I believe that this will be a significant project for FSFE nevertheless: While the Fellows might do the rating, we still need to do the technical infrastructure, the communication, the coordination, the publicity work, and possibly some quality control of the input, and we need to do that in a long time frame.
I would recommend to check whether we have the free resources available before we start this.
Thanks, Reinhard
Hi,
On Mon, Nov 16, 2009 at 5:39 PM, Reinhard Mueller mueller@fsfeurope.org wrote:
I believe that this will be a significant project for FSFE nevertheless: While the Fellows might do the rating, we still need to do the technical infrastructure, the communication, the coordination, the publicity work, and possibly some quality control of the input, and we need to do that in a long time frame.
I would recommend to check whether we have the free resources available before we start this.

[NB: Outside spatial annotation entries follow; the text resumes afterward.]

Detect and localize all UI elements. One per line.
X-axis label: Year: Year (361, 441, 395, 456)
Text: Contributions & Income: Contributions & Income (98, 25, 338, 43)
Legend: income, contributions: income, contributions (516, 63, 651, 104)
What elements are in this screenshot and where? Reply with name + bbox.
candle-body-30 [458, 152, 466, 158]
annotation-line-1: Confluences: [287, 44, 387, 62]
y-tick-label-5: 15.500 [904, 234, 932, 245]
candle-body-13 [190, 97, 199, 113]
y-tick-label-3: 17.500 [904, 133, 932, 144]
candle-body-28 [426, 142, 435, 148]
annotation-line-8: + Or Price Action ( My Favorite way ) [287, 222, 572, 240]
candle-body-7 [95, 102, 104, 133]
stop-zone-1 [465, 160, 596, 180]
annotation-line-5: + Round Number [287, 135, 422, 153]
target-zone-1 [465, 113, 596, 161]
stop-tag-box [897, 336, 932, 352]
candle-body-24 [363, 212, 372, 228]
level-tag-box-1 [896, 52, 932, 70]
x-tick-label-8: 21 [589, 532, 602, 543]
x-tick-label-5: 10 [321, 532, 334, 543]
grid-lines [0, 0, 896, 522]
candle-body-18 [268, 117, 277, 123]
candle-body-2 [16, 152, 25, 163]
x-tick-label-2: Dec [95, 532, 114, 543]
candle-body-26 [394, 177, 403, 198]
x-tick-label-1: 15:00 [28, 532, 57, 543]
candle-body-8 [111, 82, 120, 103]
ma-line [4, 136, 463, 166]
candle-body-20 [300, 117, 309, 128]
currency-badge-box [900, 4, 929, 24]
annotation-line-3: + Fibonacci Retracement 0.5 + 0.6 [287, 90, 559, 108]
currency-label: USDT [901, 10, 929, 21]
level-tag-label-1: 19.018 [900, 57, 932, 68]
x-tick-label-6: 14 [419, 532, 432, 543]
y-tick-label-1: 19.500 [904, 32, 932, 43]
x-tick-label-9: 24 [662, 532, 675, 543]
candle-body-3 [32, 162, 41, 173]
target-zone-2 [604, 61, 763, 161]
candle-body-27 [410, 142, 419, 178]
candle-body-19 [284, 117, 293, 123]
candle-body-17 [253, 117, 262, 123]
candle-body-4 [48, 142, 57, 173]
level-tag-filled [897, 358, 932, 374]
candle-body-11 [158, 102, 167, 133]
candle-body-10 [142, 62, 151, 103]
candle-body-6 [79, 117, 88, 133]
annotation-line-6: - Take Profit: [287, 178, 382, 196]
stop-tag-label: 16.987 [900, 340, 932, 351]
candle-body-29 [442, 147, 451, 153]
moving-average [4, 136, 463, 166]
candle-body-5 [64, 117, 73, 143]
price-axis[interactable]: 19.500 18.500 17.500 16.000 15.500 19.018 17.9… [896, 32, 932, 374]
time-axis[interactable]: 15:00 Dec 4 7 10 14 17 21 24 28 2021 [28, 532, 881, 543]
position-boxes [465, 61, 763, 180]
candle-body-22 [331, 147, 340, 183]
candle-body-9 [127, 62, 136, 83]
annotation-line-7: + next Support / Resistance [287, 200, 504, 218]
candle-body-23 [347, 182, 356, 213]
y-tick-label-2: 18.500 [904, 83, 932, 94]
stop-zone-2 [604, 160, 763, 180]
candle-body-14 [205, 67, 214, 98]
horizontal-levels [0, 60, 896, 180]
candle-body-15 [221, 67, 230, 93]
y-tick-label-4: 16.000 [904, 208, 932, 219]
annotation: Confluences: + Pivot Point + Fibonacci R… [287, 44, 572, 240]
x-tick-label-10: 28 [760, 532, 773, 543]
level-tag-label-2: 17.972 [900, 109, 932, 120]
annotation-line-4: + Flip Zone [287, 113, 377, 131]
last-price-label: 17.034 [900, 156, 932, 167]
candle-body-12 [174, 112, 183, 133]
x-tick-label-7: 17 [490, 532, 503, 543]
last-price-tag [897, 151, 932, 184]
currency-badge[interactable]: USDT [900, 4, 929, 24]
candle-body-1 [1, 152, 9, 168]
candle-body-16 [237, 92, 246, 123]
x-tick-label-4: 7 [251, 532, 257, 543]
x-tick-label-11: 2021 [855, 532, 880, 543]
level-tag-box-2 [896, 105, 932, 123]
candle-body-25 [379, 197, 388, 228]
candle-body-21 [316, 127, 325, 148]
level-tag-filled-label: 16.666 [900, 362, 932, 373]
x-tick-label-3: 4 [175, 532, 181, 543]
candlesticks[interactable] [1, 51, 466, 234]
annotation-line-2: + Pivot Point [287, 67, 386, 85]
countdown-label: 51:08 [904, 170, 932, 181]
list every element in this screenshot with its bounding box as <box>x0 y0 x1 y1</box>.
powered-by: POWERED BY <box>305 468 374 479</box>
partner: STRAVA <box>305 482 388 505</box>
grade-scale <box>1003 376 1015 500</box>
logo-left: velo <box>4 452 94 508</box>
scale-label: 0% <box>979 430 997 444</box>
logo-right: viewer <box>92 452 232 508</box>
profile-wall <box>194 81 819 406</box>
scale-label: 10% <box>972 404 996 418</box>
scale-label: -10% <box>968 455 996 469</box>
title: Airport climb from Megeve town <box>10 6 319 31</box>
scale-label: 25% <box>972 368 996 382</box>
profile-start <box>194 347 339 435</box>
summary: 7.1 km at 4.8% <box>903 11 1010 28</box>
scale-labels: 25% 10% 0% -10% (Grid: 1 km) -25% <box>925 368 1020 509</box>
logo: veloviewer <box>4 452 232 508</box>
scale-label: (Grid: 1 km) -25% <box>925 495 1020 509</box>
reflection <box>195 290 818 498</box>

Most definitely. The crowdsourced CertifiedOpen database could have a huge impact on the business around free software (including all the Linux-based phones, TVs, whatever), but only if it contains accurate and relevant information. This will at least require some systems administration and content moderation.
Reinhard
/Henri
On Mon, Nov 16, 2009 at 06:01:19PM +0200, Henri Bergius wrote:
On Mon, Nov 16, 2009 at 5:39 PM, Reinhard Mueller mueller@fsfeurope.org wrote:
I believe that this will be a significant project for FSFE nevertheless: While the Fellows might do the rating, we still need to do the technical infrastructure, the communication, the coordination, the publicity work, and possibly some quality control of the input, and we need to do that in a long time frame.
I would recommend to check whether we have the free resources available before we start this.
Most definitely. The crowdsourced CertifiedOpen database could have a huge impact on the business around free software (including all the Linux-based phones, TVs, whatever), but only if it contains accurate and relevant information. This will at least require some systems administration and content moderation.
I agree that the project will require effort to pull off, if we decide to do it. We will need to keep pushing it continuously, put in effort to moderate and motivate, and check the quality. Checking whether we have to the necessary resources is of course an important step in the decision process.
That's the cost side.
The benefit side is that FSFE will stand out as a knowledge center. The project would also increase our interaction with technology companies, and would provide some real value to the community.
I know that we've discussed similar projects before on a number of occasions. What's different this time is that thanks to the crowdsourcing approach, the project looks ambitious but possible.
I suggest that when Christian is back from his honeymoon, I will ask him to come up with a basic plan (including resource considerations) that we can use as a basis for discussion on whether we want to go ahead with this or not.